CAF ROOT based format. Contains everything required for analysis. About 20kB/event

Evolution

The sequence above used to include a DST between RAW and TMB++. This was the output of the reconstruction program. The data load was huge, and it was hardly used, and thus discarded.

Data Access and SAM

All data access is via SAM. SAM is a huge meta-data system, and containing trace information on every file, its parentage, and even contains event level information (triggers fired, for example). It is possible to define data sets (collections of files) based on SQL queries. These are used to define a list of TMB++ files, for example, that span a run range and reconstruction version. SAM has been hugely successful from a production point of view. The single analyzer overhead, however, is still large and most single analyzers avoid it if they can.

Streams

Add analysis (99%) start with streamed data.
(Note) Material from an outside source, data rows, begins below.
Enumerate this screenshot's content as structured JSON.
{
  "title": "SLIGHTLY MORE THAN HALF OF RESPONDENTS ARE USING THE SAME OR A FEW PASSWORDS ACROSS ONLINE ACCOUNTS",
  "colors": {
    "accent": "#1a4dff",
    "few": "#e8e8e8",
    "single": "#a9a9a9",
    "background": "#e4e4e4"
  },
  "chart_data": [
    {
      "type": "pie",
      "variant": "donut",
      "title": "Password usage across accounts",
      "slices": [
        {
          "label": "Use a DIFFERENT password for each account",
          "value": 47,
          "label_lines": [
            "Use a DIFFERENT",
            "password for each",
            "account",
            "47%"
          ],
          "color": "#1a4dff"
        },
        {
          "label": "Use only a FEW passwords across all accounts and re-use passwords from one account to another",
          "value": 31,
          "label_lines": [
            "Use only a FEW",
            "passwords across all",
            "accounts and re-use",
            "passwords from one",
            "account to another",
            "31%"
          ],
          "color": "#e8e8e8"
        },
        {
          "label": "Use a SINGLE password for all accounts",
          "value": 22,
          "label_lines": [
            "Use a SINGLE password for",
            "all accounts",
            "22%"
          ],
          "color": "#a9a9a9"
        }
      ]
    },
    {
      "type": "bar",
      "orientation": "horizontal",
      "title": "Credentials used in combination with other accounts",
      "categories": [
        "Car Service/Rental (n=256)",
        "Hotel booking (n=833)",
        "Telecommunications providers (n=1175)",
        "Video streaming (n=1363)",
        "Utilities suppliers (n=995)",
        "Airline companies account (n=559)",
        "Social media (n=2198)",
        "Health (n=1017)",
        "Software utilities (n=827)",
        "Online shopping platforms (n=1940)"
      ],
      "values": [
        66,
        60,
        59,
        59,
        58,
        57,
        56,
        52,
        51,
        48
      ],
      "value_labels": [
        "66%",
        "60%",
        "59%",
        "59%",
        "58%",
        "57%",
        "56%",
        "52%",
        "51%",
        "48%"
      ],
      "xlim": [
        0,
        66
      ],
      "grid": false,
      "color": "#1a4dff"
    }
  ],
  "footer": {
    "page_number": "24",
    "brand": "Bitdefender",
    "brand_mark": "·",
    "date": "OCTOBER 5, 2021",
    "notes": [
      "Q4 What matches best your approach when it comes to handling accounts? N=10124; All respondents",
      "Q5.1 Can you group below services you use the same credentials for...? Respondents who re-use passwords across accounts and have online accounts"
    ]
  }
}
  1. Stream definitions based on both trigger and reconstructed object cuts. So events will move in and out of stream depending upon the reconstruction version.
    • Done to keep streams small for fast access.
  2. Streams do overlap. There are major efforts underway to reduce overlaps and thus decrease the total size of the data.
  3. Streams are handled by a central group, the Common Samples Group (CSG).
    1. Responsible for streaming the events.
    2. Responsible for making sure the data has latest corrections and fixes applied.
    3. Responsible for generating the CAF and TMB stream formats and putting it into SAM with appropriate metadata.

Typical Data Access Scenario

  1. Physics group submits skim criteria to Common Samples Group (CSG).
  2. CSG decides the skim has only small overlap with an already existing skim (otherwise the physics group must re-skim).
  3. The CSG modifies a huge skimming executable with the new skims criteria. Mostly this is modifying text files which specify what criteria an event must satisfy (triggers fired, EM object pT>5, medium quality muon, etc.).
  4. CSG manages running on the full dataset (or requested sub-set) and TMB++ skim files are produced. They are stored in SAM.
  5. CSG then fixes data (if required) and writes out the root format, CAF. These are usually stored in SAM, but may also be pinned to disk for easy analyzer access.
  6. Depending, the physics group may re-skim the resulting data files, and make a local copy. Sometimes this involves adding branches to the CAF format (though no one has done this yet).
  7. The analyzer will often copy the resulting CAF files locally, or a subset, and set up their analysis job. Once it is coded up and ready to go...
  8. If the # of CAF files is large, and thus they reside in SAM and not all on disk, one of the large analysis farms will be used. There are scripts which automate the submission of multiple parallel batch jobs on a single dataset (as defined in SAM).
  9. If the # of CAF files is small, or resides on disk, then perhaps the user will submit regular batch jobs to the user computer cluster (clued0) or even run interactively.

Differences

AOD Back Access

DZERO data formats to not know about each other. If there is data missing in the CAF format the analyzer is out of luck.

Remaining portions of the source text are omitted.